Immobilienmarkt / Market Due Diligence

Die Market Due Diligence MDD ist ein Käufer-Part.

Die MDD beinhaltet die Analyse

  • von Immobilienmärkten
  • von Immobilienstandorten
  • der relativen Marktgängigkeit eines Objektes

Objektqualität wird bestimmt durch die Lage, die Lage und nochmals die Lage.

Immobilienmärkte

Für die Beurteilung kann zurückgegriffen werden auf:

  • die Einschätzungen von renommierten Immobiliendienstleistern.
  • die von Jones Lang Lasalle regelmässig veröffentliche „Immobilienuhr“, welche aufzeigt, welche Märkte sich in welcher Phase des Immobilienzykluses befindet.
  • eine selber zu verfassende detaillierte Marktanalyse.

Immobilienstandorte

Hier gilt es

  • eine detaillierte Standortanalyse zu erarbeiten.
  • Konjunkturzyklische Ueberlegungen anzustellen.
  • im Rahmen der Makrobetrachtung
    • strukturelle Aspekte zu berücksichtigen wie
      • die demografische Entwicklung
      • die Entwicklung der Arbeitslosigkeit
      • die Entwicklung der Kaufkraft.
      • im Rahmen der Mikrobetrachtung
        • Wettbewerbsposition des Objektes gegenüber anderen Objekten
          • im Immobilienmarkt.
          • an diesem Standort.
  • Standortattraktivität.
  • zu erwartende Veränderungen im Standortumfeld.

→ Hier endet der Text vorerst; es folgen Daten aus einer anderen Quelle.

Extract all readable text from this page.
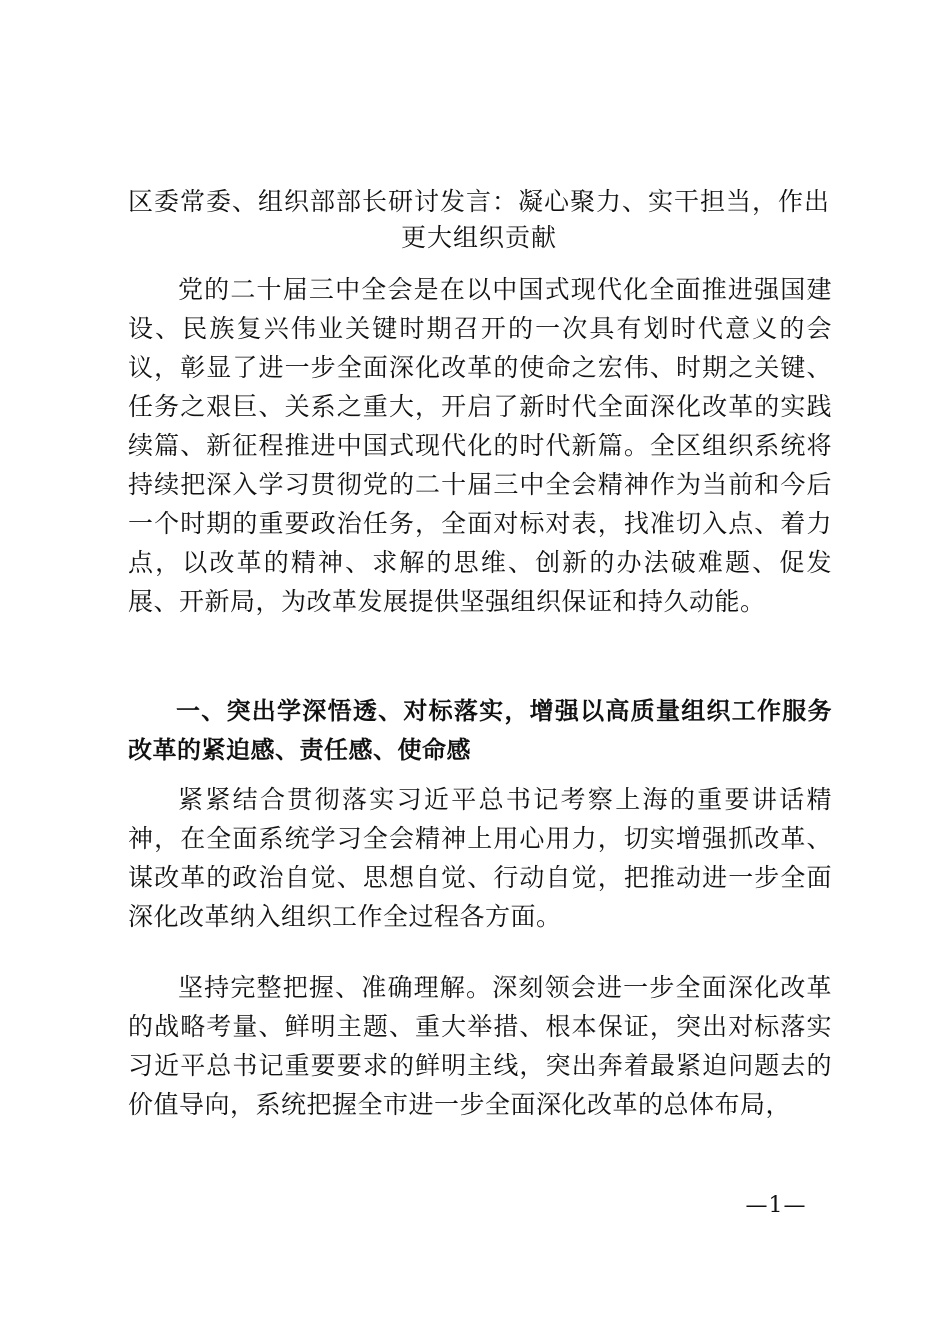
区委常委、组织部部长研讨发言：凝心聚力、实干担当，作出更大组织贡献
党的二十届三中全会是在以中国式现代化全面推进强国建设、民族复兴伟业关键时期召开的一次具有划时代意义的会议，彰显了进一步全面深化改革的使命之宏伟、时期之关键、任务之艰巨、关系之重大，开启了新时代全面深化改革的实践续篇、新征程推进中国式现代化的时代新篇。全区组织系统将持续把深入学习贯彻党的二十届三中全会精神作为当前和今后一个时期的重要政治任务，全面对标对表，找准切入点、着力点，以改革的精神、求解的思维、创新的办法破难题、促发展、开新局，为改革发展提供坚强组织保证和持久动能。
一、突出学深悟透、对标落实，增强以高质量组织工作服务改革的紧迫感、责任感、使命感
紧紧结合贯彻落实习近平总书记考察上海的重要讲话精神，在全面系统学习全会精神上用心用力，切实增强抓改革、谋改革的政治自觉、思想自觉、行动自觉，把推动进一步全面深化改革纳入组织工作全过程各方面。
坚持完整把握、准确理解。深刻领会进一步全面深化改革的战略考量、鲜明主题、重大举措、根本保证，突出对标落实习近平总书记重要要求的鲜明主线，突出奔着最紧迫问题去的价值导向，系统把握全市进一步全面深化改革的总体布局，
—1—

Marktgängigkeit des Objektes

Der Käufer hat das Bedürfnis, sich ein Bild zu machen

  • vom Image des Objektes.
  • von den Stärken/Schwächen, Chancen/Risiken (SWOT-Analyse1, Portfolioanalyse2).
  • von der Zukunftsträchtigkeit.
  • von den Entwicklungsmöglichkeiten (Potentialanalyse)
  • von der Drittverwendbarbarkeit.
  • vom Nutzermarkt (Nutzwertanalyse).

Synergien im Portfolio

Zuerwerb oder als Bestandesobjekt werden Synergien geschaffen im Bereiche

  • Management
  • Vermietung
  • Skaleneffekte
  • Netzbildung

Detaillierungsgrad

Bewertungsrunde 1:

Bei der Analyse der Markt- und Standortdaten

  • gehen wir vom Allgemeinen zum Besonderen.
  • bewegen wir uns in ersten Bewertungsrunde auf der Ebene der Oberkriterien, die mittels Checklisten aufbereitet werden.
  • wenden wir entweder das Punktebewertungssystem (++ / 0 / –) oder das Notensystem (1 bis 10) an und es zeigen sich sofort.
    • die Schwachstellen
      • von Makro- und Mikrostandort
      • von Marktsitutation oder –entwicklung
      • die Unsicherheiten bei der Bewertung.

Bewertungsrunde 2:

Im zweiten Durchgang – auf der Ebene der Unterkriterien – werden

  • Schwachstellen und
  • unklare Kriterien

hinterfragt, analysiert und geprüft.

Immobiliennutzung

Je nach Immobilientyp drängt sich eine individuelle Fragestellung auf:

Retail (Einzelhandelsimmobilien, Einkaufszentren und und –passagen)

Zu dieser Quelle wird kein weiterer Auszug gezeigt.